Symbionese - Activities During The Period of Hearst's Membership - Capture and Conviction

Capture and Conviction

Patricia Hearst, after a long and highly publicized search, was captured with Wendy Yoshimura on September 18, 1975. In her affidavit she claimed that SLA members had used LSD to drug her and had forced her to take part in the bank raid. However, Hearst's recorded statements, along with the fact that she had not escaped when she had the opportunity, made many think she had thrown in her lot with the revolutionaries. Despite her claims, she was convicted of the Hibernia Bank robbery and sentenced to seven years in prison but had served only 21 months when her sentence was commuted by US President Jimmy Carter. She was pardoned by President Bill Clinton on his last day in office.

On August 21, 1975, Kathleen Soliah failed in her attempt to kill officers of the LAPD when the bombs she placed under a police car did not detonate.

Soliah remained a fugitive, first in Rhodesia, and then in Minnesota under the alias Sara Jane Olson; she married a doctor and had three daughters.

The FBI caught up with and arrested Sara Jane Olson in 1999 after a tip was received by the television show America's Most Wanted, which had aired her profile. In 2001, she pled guilty to possession of explosives with the intent to murder and was sentenced to two consecutive terms of ten years to life, although she had been told as part of a plea bargain that she would serve only eight years. She claimed that she pled guilty because of the climate after September 11, 2001, but that in fact she had not made, possessed, nor placed the pipe bombs.

On January 16, 2002, first-degree murder charges for the killing of Myrna Opsahl were filed against Sara Jane Olson, the Harrises, Bortin, and Kilgore.
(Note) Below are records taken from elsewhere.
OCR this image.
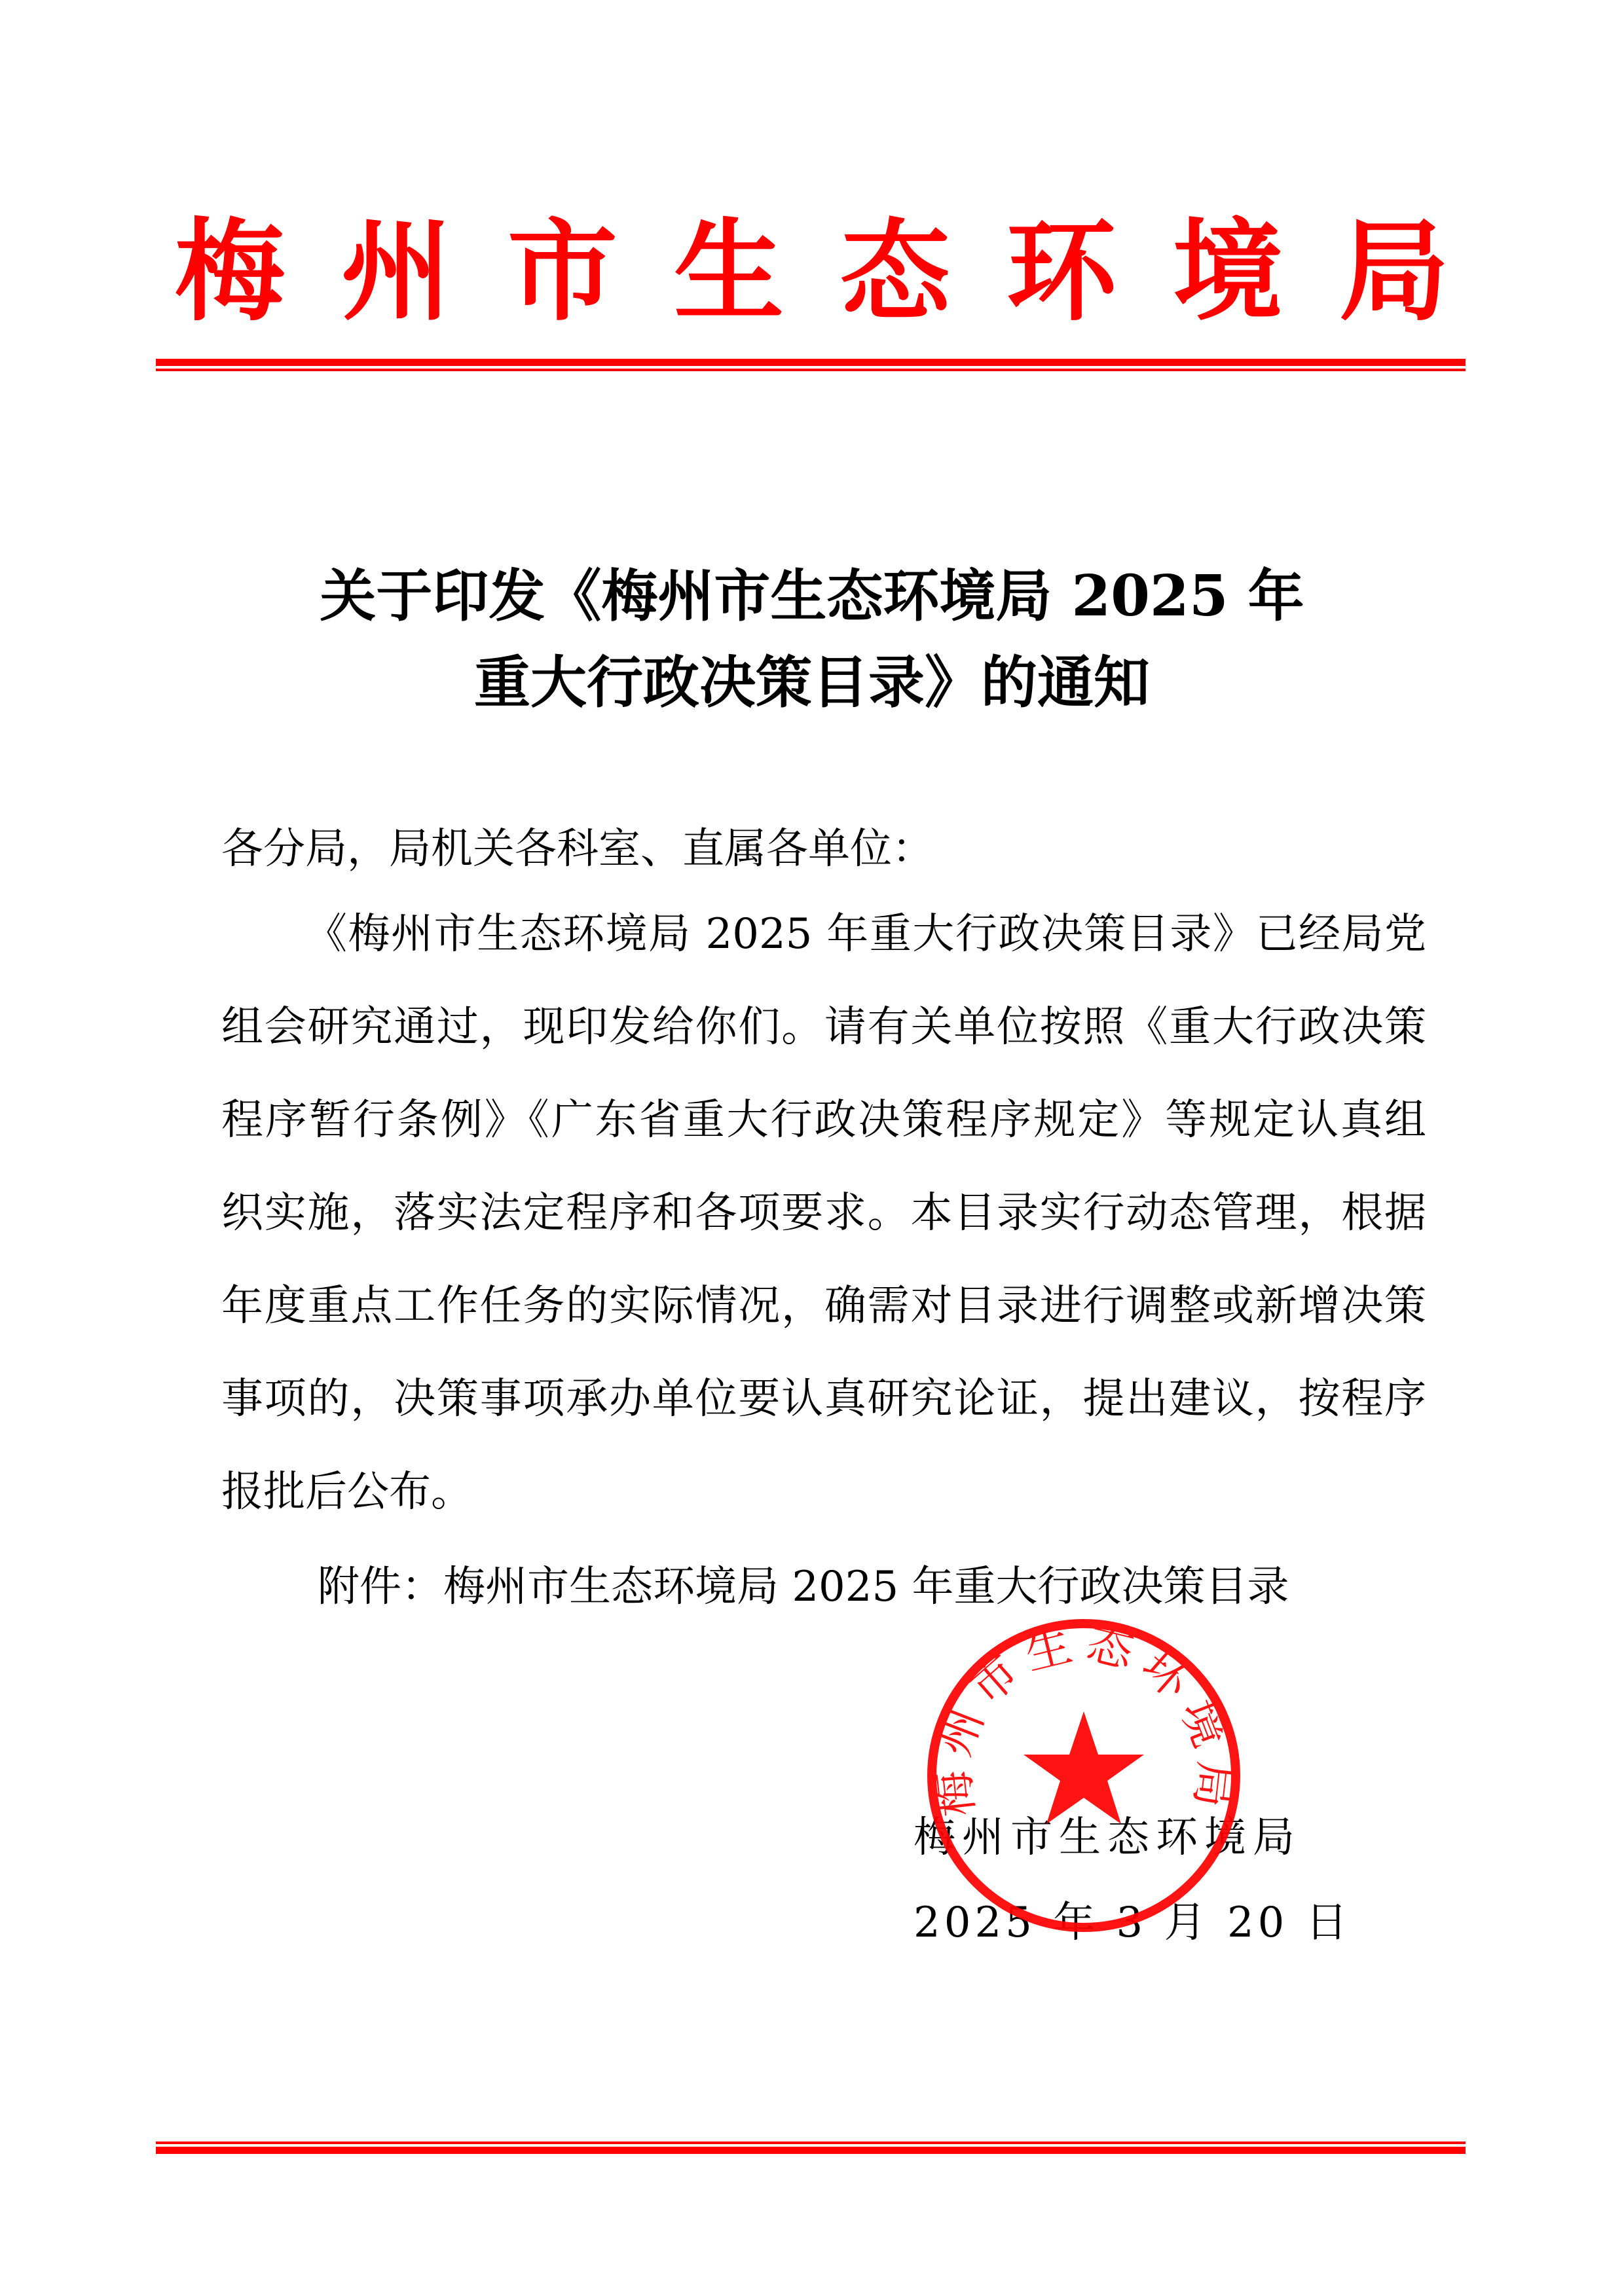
梅州市生态环境局
关于印发《梅州市生态环境局 2025 年
重大行政决策目录》的通知
各分局，局机关各科室、直属各单位：
《梅州市生态环境局 2025 年重大行政决策目录》已经局党
组会研究通过，现印发给你们。请有关单位按照《重大行政决策
程序暂行条例》《广东省重大行政决策程序规定》等规定认真组
织实施，落实法定程序和各项要求。本目录实行动态管理，根据
年度重点工作任务的实际情况，确需对目录进行调整或新增决策
事项的，决策事项承办单位要认真研究论证，提出建议，按程序
报批后公布。
附件：梅州市生态环境局 2025 年重大行政决策目录
梅州市生态环境局
2025 年 3 月 20 日
梅州市生态环境局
All were living "above ground" and were immediately arrested except for James Kilgore, who remained at large for nearly another year.

On November 7, 2002, Soliah, the Harrises, and Bortin pled guilty to the murder charges. Emily Harris, now known as Emily Montague, admitted to being the one holding the murder weapon but said that the shotgun had gone off accidentally. Hearst had claimed that Montague had dismissed the murder at the time saying, "She was a bourgeois pig anyway. Her husband is a doctor." In court, Montague denied having said this and added, "I do not want to believe that we ever considered her life insignificant."

Sentences were handed down on February 14, 2003, in Sacramento, California for all four defendants in the Opsahl murder case. Montague was sentenced to eight years for the murder (2nd degree). Her former husband, William Harris, was sentenced to seven years, and Bortin to six years. Soliah has had six years added to the 14-year sentence she is already serving. All sentences were the maximum allowed under their plea bargains.

On November 8, 2002, James Kilgore, who had been a fugitive since 1975, was arrested in South Africa and extradited to the United States to face federal explosives and passport fraud charges. Prosecutors alleged that a pipe bomb had been found in Kilgore's apartment in 1975 and that he had obtained a passport under a false name. He pleaded guilty to the charges in 2003.

Sara Jane Olson was expecting to receive a five-year, four-month sentence, but "in stiffening Olson's sentence ..., the prison board turned to a seldom-used section of state law, allowing it to recalculate sentences for old crimes in light of new, tougher sentencing guidelines." Olson was sentenced to 14 years— later reduced to 13 years—plus six years for her role in the Opsahl killing. Hearst had immunity because she was a state's witness, but as there was no trial, she never testified.

On April 26, 2004, Kilgore was sentenced to 54 months in prison for the explosives and passport fraud charges. He was the last remaining SLA member to face federal prosecution.

After serving six years of the prison sentence, Sarah Jane Olson was released on parole and reunited with her family in California on March 17, 2008. But after a discovery that her release was premature because of a clerical error, an arrest warrant was issued. She was arrested at Los Angeles International Airport and notified that her right to travel out of state had been rescinded. She was returned to prison.

On March 17, 2009, Sarah Olsen was released, this time correctly, after serving 7 years of her 14-year sentence. She was to check in with her parole officer in Los Angeles where it would be determined if she would be allowed to serve her parole in St. Paul, Minnesota, with her husband and three daughters. Several officials, including the Governor of Minnesota, urged that she serve her parole in California, but she was finally allowed to serve her parole in Minnesota.

On May 10, 2009, James Kilgore was released from prison in California. He was the last captured SLA member to be released.

Founding member Joseph Remiro remains in prison as of 2009.